Longhorn Sports Productions takes student’s skills into the real world


Andrew Li

Sitting at the microphone, senior Zaven Nalbandian announces the basketball game. LSP streams every home basketball game through YouTube’s live streaming service. “It can get complicated at times with all the high-tech equipment but after I really got the systems down I can focus on providing good commentary,” Nalbandian said.

Students are being thrust into the world of broadcast journalism through Longhorn Sports Productions (LSP), an organization founded in 2016 as a way of bringing Longhorn sports to those who cannot attend games. Originally, students volunteered as camera operators and producers to broadcast football and basketball games on YouTube’s live streaming service. Since then, it has grown into a business with paid employees and management.

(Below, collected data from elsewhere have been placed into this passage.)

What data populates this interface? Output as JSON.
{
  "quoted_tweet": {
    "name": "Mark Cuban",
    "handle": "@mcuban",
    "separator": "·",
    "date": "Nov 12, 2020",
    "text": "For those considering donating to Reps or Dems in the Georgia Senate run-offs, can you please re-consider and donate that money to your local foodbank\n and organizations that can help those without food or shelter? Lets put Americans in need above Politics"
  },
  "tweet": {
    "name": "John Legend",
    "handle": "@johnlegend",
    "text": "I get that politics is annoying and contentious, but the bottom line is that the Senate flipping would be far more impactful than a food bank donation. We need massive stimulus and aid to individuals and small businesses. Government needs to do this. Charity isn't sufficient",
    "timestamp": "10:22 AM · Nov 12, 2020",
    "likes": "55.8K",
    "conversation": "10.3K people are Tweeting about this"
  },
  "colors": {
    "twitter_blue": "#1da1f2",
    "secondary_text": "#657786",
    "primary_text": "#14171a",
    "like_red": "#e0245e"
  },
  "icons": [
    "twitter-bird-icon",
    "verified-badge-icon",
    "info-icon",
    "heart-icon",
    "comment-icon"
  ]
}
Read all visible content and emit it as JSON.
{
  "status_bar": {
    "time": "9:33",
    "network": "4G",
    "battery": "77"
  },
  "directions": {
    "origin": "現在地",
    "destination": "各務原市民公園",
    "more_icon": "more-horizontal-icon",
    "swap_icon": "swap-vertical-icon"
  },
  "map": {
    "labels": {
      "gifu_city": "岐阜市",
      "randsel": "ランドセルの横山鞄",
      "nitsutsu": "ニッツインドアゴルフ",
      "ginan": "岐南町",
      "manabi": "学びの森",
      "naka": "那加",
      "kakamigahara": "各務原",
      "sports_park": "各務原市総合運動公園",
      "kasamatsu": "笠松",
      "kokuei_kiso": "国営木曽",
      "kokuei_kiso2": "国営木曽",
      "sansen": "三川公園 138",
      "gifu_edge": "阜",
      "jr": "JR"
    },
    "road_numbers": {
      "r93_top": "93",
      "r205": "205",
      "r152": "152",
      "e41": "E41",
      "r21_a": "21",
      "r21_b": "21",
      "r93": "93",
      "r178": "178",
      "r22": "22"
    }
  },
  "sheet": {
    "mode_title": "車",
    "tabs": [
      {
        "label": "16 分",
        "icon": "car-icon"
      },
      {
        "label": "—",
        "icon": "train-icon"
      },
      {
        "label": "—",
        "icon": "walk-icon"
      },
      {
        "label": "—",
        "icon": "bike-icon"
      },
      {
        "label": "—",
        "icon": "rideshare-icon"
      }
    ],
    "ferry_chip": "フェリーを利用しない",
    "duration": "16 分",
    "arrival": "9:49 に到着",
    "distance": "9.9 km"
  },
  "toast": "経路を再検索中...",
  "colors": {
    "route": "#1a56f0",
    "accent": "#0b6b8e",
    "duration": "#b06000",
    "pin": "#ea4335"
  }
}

“LSP was founded in the spring of 2016 when Kelley Sports and Daktronics installed the score and video boards in the stadium,” Media Coordinator of LSP Amie Gossett said. “I was asked by [Brian] Kessler if I would be willing to assist with the process. After the person who was originally supposed to be the leader had to remove himself from the project, I was asked to be the sole sponsor of the program.”

LSP now covers a wide range of Longhorn sports including volleyball, soccer, football, basketball and baseball, and positions within the company include cameramen, producers and announcers. Students learn how to operate technology and programs that would normally be found on a real news set.

“We get paid for broadcasting and advertising our sponsors, which takes some planning and coordination, which are essential skills in many jobs outside of the broadcasting realm,” senior Avik Banerjee said. “I’ve learned how to work as a team to accomplish a task efficiently and effectively. I feel like this will be really important going forward into any career and I am extremely thankful that LSP was able to give that to me.”

Students who are interested in sports are also given a chance to explore the industry further than the traditional fan.

“I quit basketball after my sophomore year, but I still wanted to stay involved with the sport as more than a fan,” senior Collin Krewson said. “LSP gave me the opportunity to keep up with the excitement of the game while getting paid to do so.”

The value of the student labor can not only be measured in monetary terms, but also in the job skills that they gain through the company.

“I’ve really been able to improve my public speaking ability,” Krewson said. “Announcing includes commenting on events that are happening in real time, and basketball can be a very fast-paced game, so I’ve learned how to speak on-demand quickly and clearly.”

The program also offers opportunities for artistic students to showcase their talent.

“LSP gives students who have graphic design and multimedia skills a chance to have their work shared with the public. Students great graphics for the events and some compose and create the music to enhance them,” Gossett said.

In addition to real-world job experience, students are also paid $20 for each game that they work.

“I have always enjoyed working with technology and LSP was an opportunity to put my skills to work and gain some experience working with others while getting paid. I feel like Chris Berman, or Joe Buck when I’m on the mic,” Banerjee said.